The first issue is devoted mostly to sketching out the world, but what story we get concerns an unlicensed paparazzi who specializes in extremely thorough illegal background checks. That allows Vaughan to play up the detective noir aspects with allusions to The Maltese Falcon and Angel Face. Indeed, Vaughan and Martin hide a slew of sly references and big ideas in their panels and dialogue: I grinned when a licensed fourth estate agent identified himself as Strunk. I laughed out loud at an image of a training whizzing through the city with an ad for the Los Angeles Times plastered on the side—tagline, "Your Tax Dollars AT WORK." For the truly attentive, Vaughan and Martin even manage to work in references to The Flaming Lips, Freakonomics, and playwright Henry Miller. It's clever stuff, and a heckuva lot of fun to both read and look at.
With only one issue out so far—the plan is to eventually published about 10—Vaughan is only beginning to build the world and explore its potential ideas. But if his previous comics work is any indication, he's sure to find somewhere interesting to go. Previous Vaughan-created series, like Ex Machina, have dealt with a host of libertarian-friendly themes of state control and personal freedom; his other current series, the equally fantastic Saga, is in part a dazzlingly inventive sci-fi/fantasy take on the desire to opt out of a politically determined life.
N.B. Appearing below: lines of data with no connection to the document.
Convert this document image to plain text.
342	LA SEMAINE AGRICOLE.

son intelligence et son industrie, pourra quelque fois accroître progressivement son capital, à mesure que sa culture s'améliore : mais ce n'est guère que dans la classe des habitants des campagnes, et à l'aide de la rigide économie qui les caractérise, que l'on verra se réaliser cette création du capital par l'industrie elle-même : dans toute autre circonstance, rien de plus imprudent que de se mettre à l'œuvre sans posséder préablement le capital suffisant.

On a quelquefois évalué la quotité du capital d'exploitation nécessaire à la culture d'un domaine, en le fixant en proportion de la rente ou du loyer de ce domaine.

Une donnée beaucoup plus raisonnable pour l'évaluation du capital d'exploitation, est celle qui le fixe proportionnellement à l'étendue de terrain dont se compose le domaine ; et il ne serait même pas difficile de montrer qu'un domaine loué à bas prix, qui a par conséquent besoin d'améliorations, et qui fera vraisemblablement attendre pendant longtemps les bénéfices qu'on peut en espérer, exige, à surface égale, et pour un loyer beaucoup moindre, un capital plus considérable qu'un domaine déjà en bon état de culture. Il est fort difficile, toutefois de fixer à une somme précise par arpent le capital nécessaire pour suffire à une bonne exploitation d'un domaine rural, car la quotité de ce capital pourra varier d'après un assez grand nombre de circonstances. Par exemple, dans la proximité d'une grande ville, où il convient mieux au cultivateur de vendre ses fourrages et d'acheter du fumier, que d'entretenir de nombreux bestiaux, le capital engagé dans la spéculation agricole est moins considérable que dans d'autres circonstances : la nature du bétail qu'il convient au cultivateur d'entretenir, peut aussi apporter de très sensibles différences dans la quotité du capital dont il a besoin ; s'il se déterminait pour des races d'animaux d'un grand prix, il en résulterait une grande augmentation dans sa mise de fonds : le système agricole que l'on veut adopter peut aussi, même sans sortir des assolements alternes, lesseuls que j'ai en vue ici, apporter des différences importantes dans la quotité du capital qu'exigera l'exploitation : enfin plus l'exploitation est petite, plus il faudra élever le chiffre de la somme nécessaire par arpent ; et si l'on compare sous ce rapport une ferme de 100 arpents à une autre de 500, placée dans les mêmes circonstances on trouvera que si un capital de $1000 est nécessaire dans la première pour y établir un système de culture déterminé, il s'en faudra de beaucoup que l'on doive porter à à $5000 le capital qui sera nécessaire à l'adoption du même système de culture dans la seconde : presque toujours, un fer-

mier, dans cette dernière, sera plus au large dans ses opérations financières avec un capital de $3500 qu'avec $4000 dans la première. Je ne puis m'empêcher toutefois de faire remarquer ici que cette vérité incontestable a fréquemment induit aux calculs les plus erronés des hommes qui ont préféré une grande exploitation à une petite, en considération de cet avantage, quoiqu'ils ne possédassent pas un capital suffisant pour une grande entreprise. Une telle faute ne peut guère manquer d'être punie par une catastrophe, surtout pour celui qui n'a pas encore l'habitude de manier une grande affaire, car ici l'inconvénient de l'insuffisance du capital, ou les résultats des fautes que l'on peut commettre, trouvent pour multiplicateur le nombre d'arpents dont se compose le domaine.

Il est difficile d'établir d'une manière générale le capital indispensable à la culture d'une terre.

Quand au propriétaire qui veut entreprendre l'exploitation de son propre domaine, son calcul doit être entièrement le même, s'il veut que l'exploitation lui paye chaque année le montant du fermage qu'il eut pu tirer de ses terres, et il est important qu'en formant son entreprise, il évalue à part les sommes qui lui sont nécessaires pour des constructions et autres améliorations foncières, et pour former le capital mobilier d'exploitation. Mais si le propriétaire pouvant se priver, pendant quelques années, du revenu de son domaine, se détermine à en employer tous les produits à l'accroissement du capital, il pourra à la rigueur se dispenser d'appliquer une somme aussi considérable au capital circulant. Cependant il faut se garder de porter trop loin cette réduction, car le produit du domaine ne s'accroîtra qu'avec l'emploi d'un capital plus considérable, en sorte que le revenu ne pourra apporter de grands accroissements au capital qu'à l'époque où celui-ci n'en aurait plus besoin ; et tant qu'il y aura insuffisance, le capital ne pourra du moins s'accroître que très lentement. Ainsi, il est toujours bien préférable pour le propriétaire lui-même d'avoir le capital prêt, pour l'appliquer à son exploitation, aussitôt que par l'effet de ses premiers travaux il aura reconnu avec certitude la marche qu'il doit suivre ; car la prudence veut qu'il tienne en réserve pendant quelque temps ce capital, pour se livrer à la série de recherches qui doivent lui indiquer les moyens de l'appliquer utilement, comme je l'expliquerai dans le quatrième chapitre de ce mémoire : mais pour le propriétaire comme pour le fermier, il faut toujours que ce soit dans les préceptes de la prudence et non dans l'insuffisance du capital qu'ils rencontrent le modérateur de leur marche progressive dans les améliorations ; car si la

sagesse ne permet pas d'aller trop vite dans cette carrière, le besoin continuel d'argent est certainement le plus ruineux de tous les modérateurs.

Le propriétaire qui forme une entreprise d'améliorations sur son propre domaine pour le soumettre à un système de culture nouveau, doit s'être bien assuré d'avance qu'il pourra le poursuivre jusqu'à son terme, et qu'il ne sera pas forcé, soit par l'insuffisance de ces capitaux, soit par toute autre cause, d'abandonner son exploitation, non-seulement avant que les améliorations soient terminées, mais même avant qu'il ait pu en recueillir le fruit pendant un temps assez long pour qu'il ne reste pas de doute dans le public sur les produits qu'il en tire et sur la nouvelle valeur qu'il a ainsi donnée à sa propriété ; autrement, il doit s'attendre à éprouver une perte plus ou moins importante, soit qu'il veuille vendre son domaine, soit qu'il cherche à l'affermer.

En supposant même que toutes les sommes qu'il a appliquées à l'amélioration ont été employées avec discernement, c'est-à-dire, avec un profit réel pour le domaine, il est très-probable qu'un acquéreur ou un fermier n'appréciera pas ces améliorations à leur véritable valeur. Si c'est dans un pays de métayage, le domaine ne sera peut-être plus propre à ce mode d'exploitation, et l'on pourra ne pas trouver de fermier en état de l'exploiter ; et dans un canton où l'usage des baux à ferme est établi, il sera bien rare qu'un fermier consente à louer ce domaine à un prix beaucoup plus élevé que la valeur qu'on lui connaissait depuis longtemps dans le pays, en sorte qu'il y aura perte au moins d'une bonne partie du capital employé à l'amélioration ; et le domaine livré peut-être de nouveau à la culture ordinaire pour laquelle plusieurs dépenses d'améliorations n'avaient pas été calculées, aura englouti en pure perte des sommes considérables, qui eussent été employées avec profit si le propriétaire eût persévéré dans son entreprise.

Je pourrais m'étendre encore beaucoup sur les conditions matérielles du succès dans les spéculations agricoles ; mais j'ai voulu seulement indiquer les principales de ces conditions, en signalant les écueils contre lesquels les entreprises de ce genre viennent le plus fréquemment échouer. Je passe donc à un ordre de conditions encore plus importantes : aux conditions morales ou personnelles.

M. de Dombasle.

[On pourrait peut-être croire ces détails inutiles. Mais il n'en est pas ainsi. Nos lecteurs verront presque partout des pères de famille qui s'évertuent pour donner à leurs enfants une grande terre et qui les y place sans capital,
Still, for all its thematic ambitions, it may be the biggest and most consequential idea in The Private Eye isn't the story itself but the way it's sold. Vaughan's other comic series have all born the seal of a major comics publisher or imprint. But he and Martin are digitally self-publishing their new creation without the aid of any publisher. There are no print copies at all. Instead, interested readers can go to PanelSyndicate.com and pay as much or as little as they want in exchange for downloading a digital file.
The Private Eye may be a story about the consequences of digital sharing, but I'm sure glad that Vaughan and Martin have put their comic in the cloud for anyone to see and share. It's easily the best new comic series I've read this year—and its greatness is something that shouldn't be kept private at all.